By Cassidy Campbell |

“Jó reggelt.”

These were our tour guide’s first words when we stepped onto the bus at 7:30 a.m.

“Jó reggelt” he said again. “But is it really? Is it really a good morning?”

I answered back immediately, “Yes, it is a great morning!”

To begin our four days in Transylvania, Romania, we enjoyed an amazing breakfast at our host family homes. Our plan was to climb a mountain two hours away, and then have other excursions later in the afternoon.

When we arrived to the village I looked up at the mountain we planned to hike. I doubted my skills and ability to climb the huge peak but decided to go for it.

The first five minutes of this hike I contemplated turning around. The walk was immediately uphill with tons of rocks and gravel. I figured it would eventually get easier and did not want to quit this early, so I continued on.

A few hours and lots of water breaks later, we finally made it to the top of the mountain. I was in awe of God’s complete and utter beauty. I saw the valley, mountains and town perfectly, and could not believe how accomplished I felt in this moment. I did not want this moment or feeling to end.

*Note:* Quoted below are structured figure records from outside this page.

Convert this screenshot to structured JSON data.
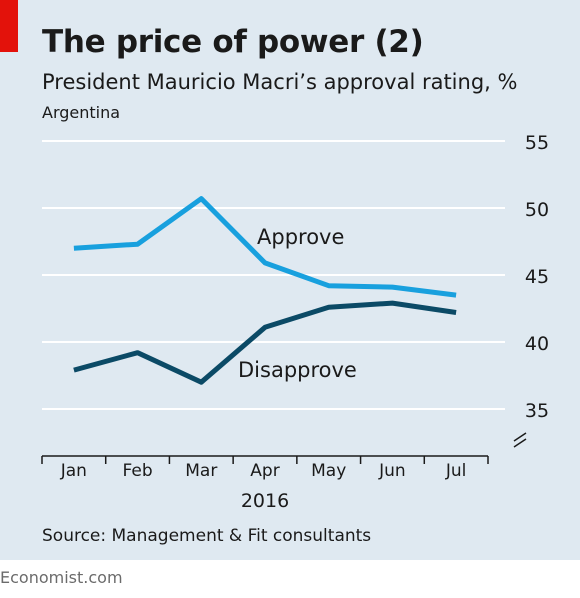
{
  "header": {
    "title": "The price of power (2)",
    "subtitle": "President Mauricio Macri’s approval rating, %",
    "region": "Argentina"
  },
  "footer": {
    "source": "Source: Management & Fit consultants",
    "brand": "Economist.com"
  },
  "colors": {
    "background": "#dfe9f1",
    "accent_red": "#e3120b",
    "approve": "#18a0de",
    "disapprove": "#0b4a66",
    "gridline": "#ffffff"
  },
  "chart_data": {
    "type": "line",
    "title": "The price of power (2)",
    "subtitle": "President Mauricio Macri’s approval rating, %",
    "categories": [
      "Jan",
      "Feb",
      "Mar",
      "Apr",
      "May",
      "Jun",
      "Jul"
    ],
    "xlabel": "2016",
    "ylim": [
      35,
      55
    ],
    "yticks": [
      55,
      50,
      45,
      40,
      35
    ],
    "axis_break": true,
    "grid": true,
    "series": [
      {
        "name": "Approve",
        "color": "#18a0de",
        "values": [
          47.0,
          47.3,
          50.7,
          45.9,
          44.2,
          44.1,
          43.5
        ]
      },
      {
        "name": "Disapprove",
        "color": "#0b4a66",
        "values": [
          37.9,
          39.2,
          37.0,
          41.1,
          42.6,
          42.9,
          42.2
        ]
      }
    ]
  }
}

We saw storm clouds rolling in so we decided it was time to head back to town. Since the walk up on a hike is almost always 95 percent harder than the walk down, we thought the worst of this hike was over.

But, boy were we wrong.

It started to rain the second we began our walk down. This light rain was not a bother. We were all sweaty from the hike up anyway, so it felt refreshing to feel some cold rain on our skin. The rain got heavier, which meant the way down got even more slippery. The path was straight downhill, and it did not help that the mud got thicker and more slippery.

After five minutes of struggling to get down a little way, we knew it was going to be a long and miserable walk.

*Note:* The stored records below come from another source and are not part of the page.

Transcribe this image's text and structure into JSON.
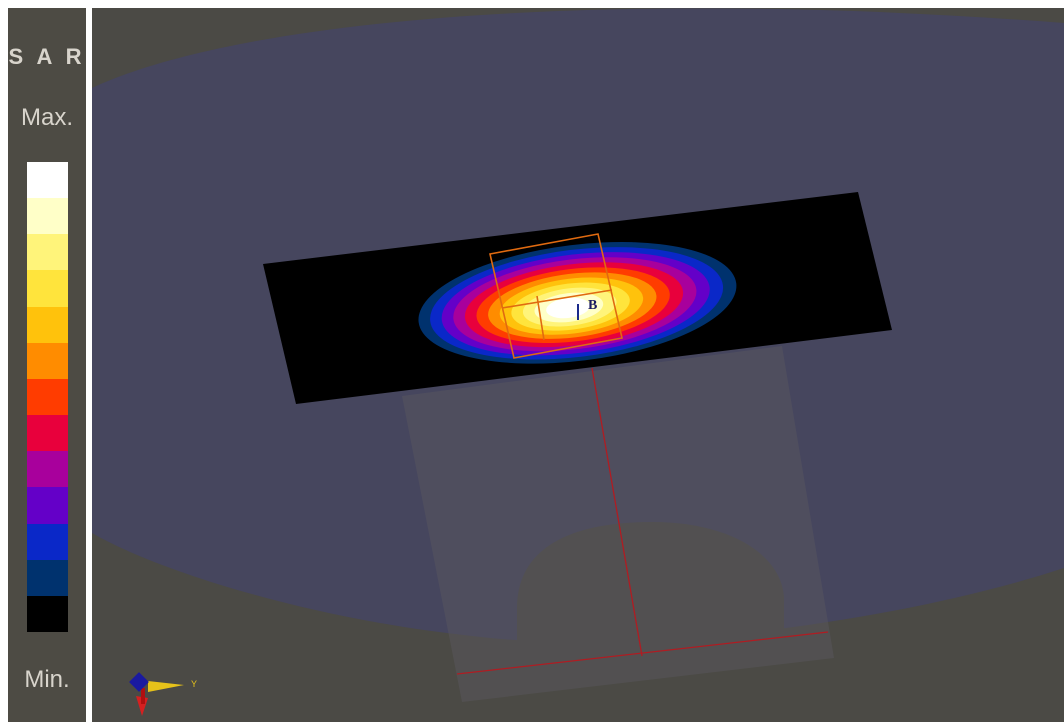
{
  "legend": {
    "title": "S A R",
    "max_label": "Max.",
    "min_label": "Min.",
    "colors": [
      "#ffffff",
      "#ffffc8",
      "#fff47a",
      "#ffe43c",
      "#ffc20c",
      "#ff8c00",
      "#ff3c00",
      "#e8003c",
      "#a8009c",
      "#6400c8",
      "#0a28c8",
      "#00326e",
      "#000000"
    ]
  },
  "viewport": {
    "background": "#4b4a45",
    "phantom_color": "#46465e",
    "plane_color": "#000000",
    "grid_line_color": "#b01c22",
    "probe_box_color": "#e06a10",
    "probe_marker_label": "B",
    "axis_triad": {
      "y_label": "Y"
    }
  }
}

The original path we were supposed to follow became too muddy and slick, so the group of us in the back had to jump from tree trunk to tree trunk so we would not tumble all the way down. We followed each other’s footsteps, held on to trees for dear life and helped each other by supporting whoever followed. It was a great team bonding exercise, I guess.

After an hour of struggling down we assumed we had to be close to the village. The tour guide informed us we still had an hour left to the bus. But with the rain and mud, we had to double that time.

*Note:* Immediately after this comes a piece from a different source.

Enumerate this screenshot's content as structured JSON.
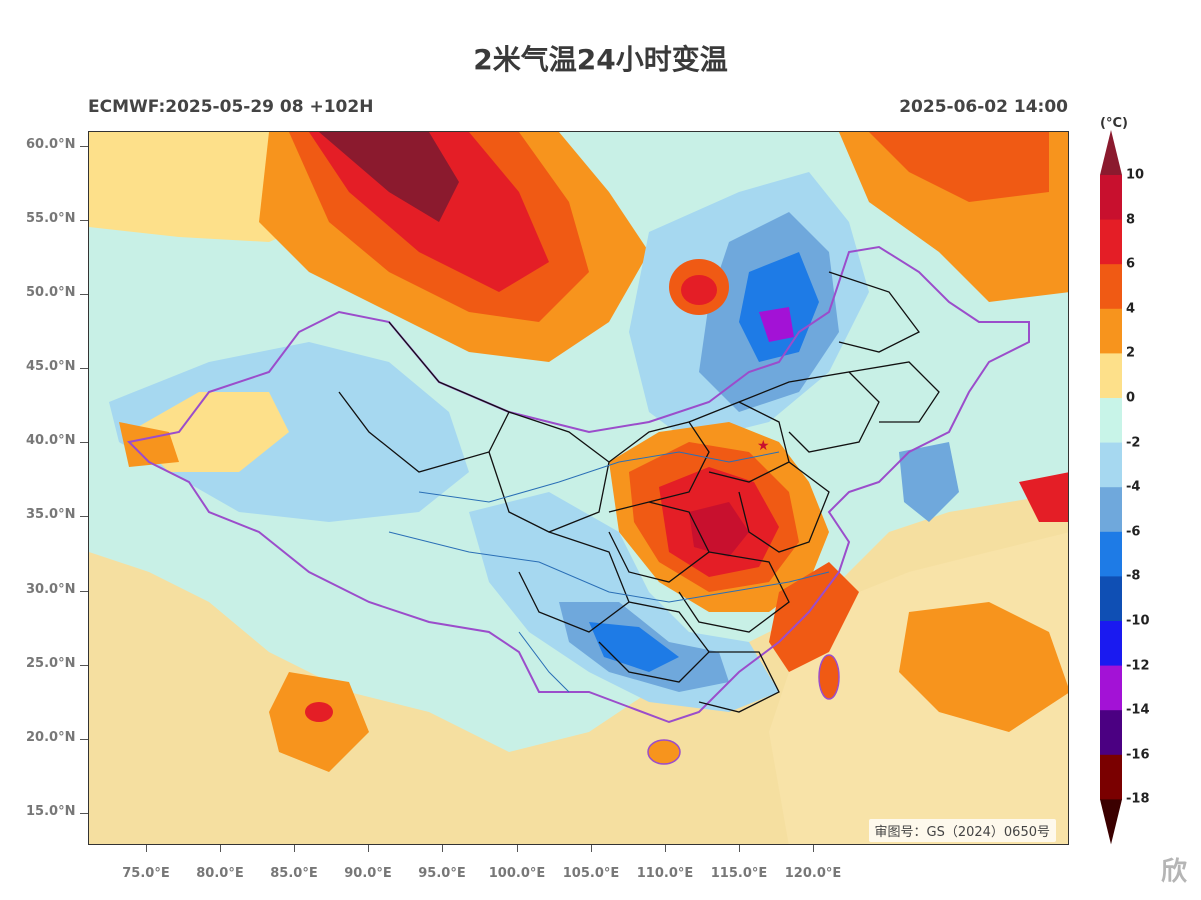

We still had two hours to go.

Some of the group started to get terrified. We tried to stay positive and laugh for the most part, but we thought there was no way to get down this mountain. It seemed like bad thing after bad thing kept piling on to make this hike even more miserable. It began to hail. Everyone was falling and bumping their heads, legs, arms and feet. Our shoes were drowning in mud. Stomachs and heads began to hurt.

The entire time I prayed to God that we would all make it down safe without injuries. I was terrified and knew I needed God to give me peace.

Three hours later, three times the amount of time it was supposed to take to get down, we finally saw the town. We stumbled into a field full of sheep and their shepherd.

Although I was exhausted, covered in mud, and did not think I could walk one more step, God showed me his face.

The field was so bright. It was finally sunny and full of life. The mountain behind us was a beautiful sight. We had been on top of that mountain, struggled through the hike to the bottom, and finally made it out to this field and found the light at the end of the tunnel.

I truly believe that was a sign to remind us that God is our shepherd and he will never leave his sheep behind. Even though we struggled in the valley to get out of that mountain, God was still watching over us the entire time, no matter how alone or scared we felt.

I could not help but think of all the verses in the Bible reminding me of God’s love for his sheep.

Psalm 23:1-4 says: “The Lord is my shepherd, I lack nothing. He makes me lie down in green pastures, he leads me beside quiet waters, he refreshes my soul. He guides me along the right paths for his names sake. Even though I walk through the darkest valley, I will fear no evil, for you are with me; your rod and your staff, they comfort me.”

Although this experience was physically and emotionally so difficult, I was reminded of God’s presence through my lows and my highs. Even if it looks like I am surrounded by failure, God is surrounding me with his presence.